Репетиции держали в секрете от постояльцев. Костюмами занимались две портнихи из нашей деревни, а все остальное гостиничная обслуга взяла на себя. Артисты репетировали в дальнем флигеле на краю парка, там же строились декорации из досок и картона – совершенно напрасно, поскольку сам спектакль по случаю траура пришлось отменить.
Я попросила комиссара показать мне список актеров и увидела там тренера Зеппо, повара, Бранку и целое множество знакомого народу. Тренер исполнял в спектакле роль Фредди, заносчивого красавца с пустыми карманами. Идеальный кастинг.
Проще было сосчитать, кто
Садовник не мог убить моего брата, даже если бы у него – не приведи Господь – были для этого причины. На первое марта был назначен концерт в детском санатории, и он поехал туда в пятницу, за день до событий на рыбном рынке. Санаторий находится в Венцано в двухстах километрах езды, и наша гостиница считается его опекуном в благотворительной программе.
Значит, он не убивал и Аверичи. Нет никаких сомнений, что брат и хозяин отеля были убиты одним и тем же человеком. Убийца не успел получить то, ради чего решился застрелить старика. Может, его спугнуло появление Бри на поляне, он подумал, что большая компания возвращается с танцев, запаниковал и помчался прочь. А может, убийца тогда еще не знал, как выглядит trezoro, и просто не опознал его в куске картона. А когда узнал, то стал искать свидетеля, случайно присвоившего добычу.
Как бы там ни было, в ночь на первое марта брату должны были заплатить – за молчание, за марку или за то и другое, – и он пошел на эту встречу один. Думаю, что убийца тоже был один, хотя протащить высокого крепкого парня через всю рыночную площадь одному не так просто. Каждый раз, перед тем как заснуть, я представляю себе это: клочья утреннего тумана над сизыми и розовыми камнями площади, запертые чугунные ворота рынка, плосконосые лодки, еле слышно бьющиеся о причальные сваи, и согнутая фигура человека, с трудом тянущего за собой тело Бри.
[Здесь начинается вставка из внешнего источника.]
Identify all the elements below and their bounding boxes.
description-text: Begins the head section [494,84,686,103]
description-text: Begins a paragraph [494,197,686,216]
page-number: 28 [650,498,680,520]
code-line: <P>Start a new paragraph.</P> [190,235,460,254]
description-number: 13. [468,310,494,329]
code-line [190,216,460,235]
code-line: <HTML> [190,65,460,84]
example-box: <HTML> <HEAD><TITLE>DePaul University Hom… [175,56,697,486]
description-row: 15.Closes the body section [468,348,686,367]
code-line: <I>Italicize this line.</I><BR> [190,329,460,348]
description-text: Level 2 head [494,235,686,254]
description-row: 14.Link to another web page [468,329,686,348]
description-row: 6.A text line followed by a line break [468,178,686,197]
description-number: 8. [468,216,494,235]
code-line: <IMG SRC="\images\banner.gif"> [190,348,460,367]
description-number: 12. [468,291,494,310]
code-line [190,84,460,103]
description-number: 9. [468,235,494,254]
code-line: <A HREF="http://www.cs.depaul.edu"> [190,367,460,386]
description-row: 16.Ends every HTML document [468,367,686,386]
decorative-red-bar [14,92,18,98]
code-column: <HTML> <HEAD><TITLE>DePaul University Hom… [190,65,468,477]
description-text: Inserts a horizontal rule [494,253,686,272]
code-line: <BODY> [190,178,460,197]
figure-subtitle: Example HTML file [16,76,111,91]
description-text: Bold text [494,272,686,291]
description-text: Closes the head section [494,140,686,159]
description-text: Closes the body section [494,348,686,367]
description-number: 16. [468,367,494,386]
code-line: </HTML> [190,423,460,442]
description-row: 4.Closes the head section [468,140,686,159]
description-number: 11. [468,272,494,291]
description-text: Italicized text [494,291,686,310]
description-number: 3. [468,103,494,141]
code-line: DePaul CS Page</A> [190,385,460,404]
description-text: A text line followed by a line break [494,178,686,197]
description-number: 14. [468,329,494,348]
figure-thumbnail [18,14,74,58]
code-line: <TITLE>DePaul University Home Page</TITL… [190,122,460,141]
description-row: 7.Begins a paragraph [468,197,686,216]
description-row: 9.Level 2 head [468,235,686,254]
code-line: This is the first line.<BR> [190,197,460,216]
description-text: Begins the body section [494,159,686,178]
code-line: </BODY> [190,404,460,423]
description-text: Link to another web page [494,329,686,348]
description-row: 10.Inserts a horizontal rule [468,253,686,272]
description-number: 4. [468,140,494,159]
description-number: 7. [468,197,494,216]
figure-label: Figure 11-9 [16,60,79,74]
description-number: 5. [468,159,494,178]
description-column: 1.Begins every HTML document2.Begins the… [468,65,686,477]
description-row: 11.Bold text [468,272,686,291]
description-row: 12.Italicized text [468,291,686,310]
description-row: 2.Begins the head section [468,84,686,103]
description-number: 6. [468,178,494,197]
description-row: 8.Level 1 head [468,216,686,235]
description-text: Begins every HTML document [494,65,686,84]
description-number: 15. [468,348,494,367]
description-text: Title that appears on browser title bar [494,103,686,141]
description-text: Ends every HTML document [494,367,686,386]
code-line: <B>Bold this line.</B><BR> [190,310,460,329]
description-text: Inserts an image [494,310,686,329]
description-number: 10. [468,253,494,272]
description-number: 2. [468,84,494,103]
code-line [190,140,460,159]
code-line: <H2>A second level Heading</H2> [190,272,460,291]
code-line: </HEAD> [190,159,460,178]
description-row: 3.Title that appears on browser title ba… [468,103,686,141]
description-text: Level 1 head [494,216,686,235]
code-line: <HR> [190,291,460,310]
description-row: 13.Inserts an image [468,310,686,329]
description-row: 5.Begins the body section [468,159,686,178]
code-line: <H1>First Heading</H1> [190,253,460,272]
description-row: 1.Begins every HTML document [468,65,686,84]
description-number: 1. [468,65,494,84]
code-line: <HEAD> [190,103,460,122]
Голоса, смех, лязганье поддонов с колотым льдом, гул холодной воды, бьющей из почерневших кранов, гудение латунных раковин, где моют крупную рыбу, шарканье метел и грабель для сгребания чешуи – эти звуки еще не нарушают тишину, рынок откроется только через четыре часа. Я вижу, как голова Бри колотится о брусчатку, вижу сиреневую полосу на его смуглой шее, вижу, как надулись мускулы на руке убийцы – в моем брате всегда было в два раза больше веса, чем во мне, мы это проверяли время от времени.
Что ж, подозреваемых у меня немного, зато есть ясный мотив, а это уже половина дела.
Постепенно все собирается в картинку, наподобие того пазла, который мы с братом в детстве складывали на кухонном столе, неистово споря из-за каждого кусочка. Если квадратики ложились правильно, то уже через час становилась видна крыша базилики Санта-Кроче с марципановыми башнями.
Ясно, что речь идет о марке, которую Бри вырезал из старой фотографии, найденной в бумажнике хозяина гостиницы. И его убили за эту марку, когда он пришел ее продавать. Но за этими рассуждениями маячит вывод, который я предпочла бы смахнуть со стола вместе со всей головоломкой. Открытка с Изабеллой досталась ему не случайно – вот какой вывод. И от него никуда не деться, хоть плачь, хоть кричи.
Мой брат обокрал мертвеца.
FLAUTISTA_LIBICO
Конюх написал моей матери, не подозревая, что она давно обратилась в прах, а прах лежит в жестянке, вставленной в нишу на городском кладбище. Письмо попало ко мне полгода спустя и показалось мне бредом сумасшедшего. С какой стати конюху писать моей матери (от руки, мешая английский с итальянским), не позаботившись даже узнать, жива ли она. Допустим, адрес мать могла ему оставить – в то лето, когда он учил ее ездить верхом, пока мы со Стефанией занимались моей ангиной. Но какой от нее толк, будь она даже жива? Бабка не упомянула нас в завещании, ее сын пропал без вести, но пока он не признан мертвым – о нас с матерью и думать никто не станет. Мы – бледные картофельные ростки, бесполезное семя.